Residence: The president's home can be a tool used for recruiting, fund raising, alumni events, faculty and student events, and so on. Many colleges and universities own a president's home that is inhabited by the incumbent president. The college or university covers most of the expenses associated with the president's home. In the event that the college or university does not own its own president's home, a benefit that can be negotiated between the board and the president would be a level of "housing allowance." There are no fixed guidelines for housing allowances that I am aware of. However, in those cases where the president's home is routinely used for college or university business, $2,000 to $4,000 a month in housing allowance support would not be unreasonable. In high-rent areas like Boston, New York, or San Francisco, even higher levels of housing assistance could be justified in today's market place.

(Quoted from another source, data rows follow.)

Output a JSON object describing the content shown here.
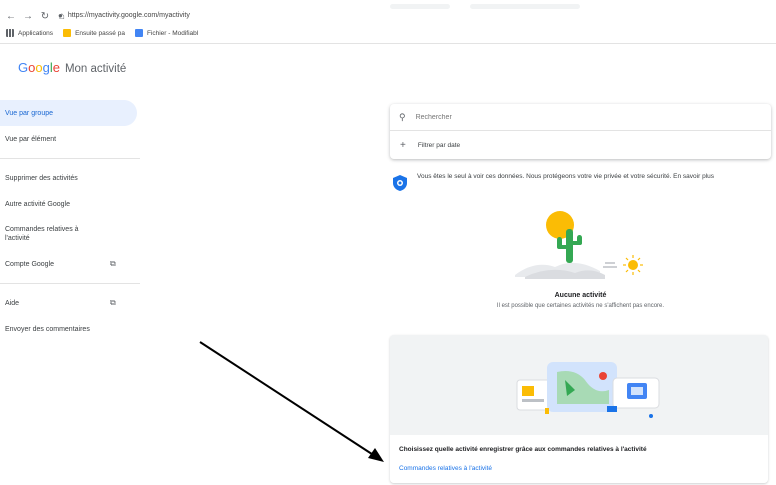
{
  "browser": {
    "url": "https://myactivity.google.com/myactivity",
    "nav_icons": [
      "back-icon",
      "forward-icon",
      "reload-icon",
      "home-icon"
    ],
    "bookmarks": [
      {
        "label": "Applications",
        "icon": "apps-icon",
        "color": "#5f6368"
      },
      {
        "label": "Ensuite passé pa",
        "icon": "folder-icon",
        "color": "#fbbc05"
      },
      {
        "label": "Fichier - Modifiabl",
        "icon": "document-icon",
        "color": "#4285f4"
      }
    ]
  },
  "header": {
    "logo_letters": [
      "G",
      "o",
      "o",
      "g",
      "l",
      "e"
    ],
    "product": "Mon activité"
  },
  "sidebar": {
    "items": [
      {
        "label": "Vue par groupe",
        "active": true
      },
      {
        "label": "Vue par élément",
        "active": false
      }
    ],
    "items2": [
      {
        "label": "Supprimer des activités"
      },
      {
        "label": "Autre activité Google"
      },
      {
        "label": "Commandes relatives à l'activité"
      },
      {
        "label": "Compte Google",
        "external": true
      }
    ],
    "items3": [
      {
        "label": "Aide",
        "external": true
      },
      {
        "label": "Envoyer des commentaires"
      }
    ]
  },
  "search": {
    "placeholder": "Rechercher",
    "filter_label": "Filtrer par date"
  },
  "privacy": {
    "text": "Vous êtes le seul à voir ces données. Nous protégeons votre vie privée et votre sécurité. En savoir plus"
  },
  "empty_state": {
    "title": "Aucune activité",
    "subtitle": "Il est possible que certaines activités ne s'affichent pas encore."
  },
  "promo": {
    "text": "Choisissez quelle activité enregistrer grâce aux commandes relatives à l'activité",
    "link": "Commandes relatives à l'activité"
  },
  "colors": {
    "accent": "#1a73e8",
    "active_bg": "#e8f0fe",
    "arrow": "#000000"
  }
}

These and other nonsalary benefits ought to be discussed thoroughly in contract talks between the board's compensation committee and the president (or their representatives). Sometimes the parties can negotiate these issues directly without feelings of irritation or acrimony. Most often, however, I would recommend that the two sides either agree upon a neutral mediator or each select a representative to negotiate.

Once a contract is negotiated, a well-qualified lawyer should be consulted to draft the final agreement, which should be a legally binding document. The negotiation process itself is very important to the ongoing relationship between the board and the president. All of the issues that are of concern to either the board or the president should be thoroughly discussed, negotiated, and agreed upon at this time.

The legal literature reflects many cases where the parties to an agreement talked past each other and did not have a genuine meeting of the minds on important issues. In academe, we most often see this expressed when presidents do not stay the full length of their contracts.

I had a case once where a president was being asked to leave his post. I reviewed his contract and found that it was very one-sided. I asked him why he had signed such a contact; hadn't he had legal advice? He replied that he had believed he did not need a lawyer because he had trusted the other side to be fair to him. Don't make that mistake.

Experience has taught me that when it comes to the relationship that ought to exist between a president and a board, good fences do indeed make for good neighbors.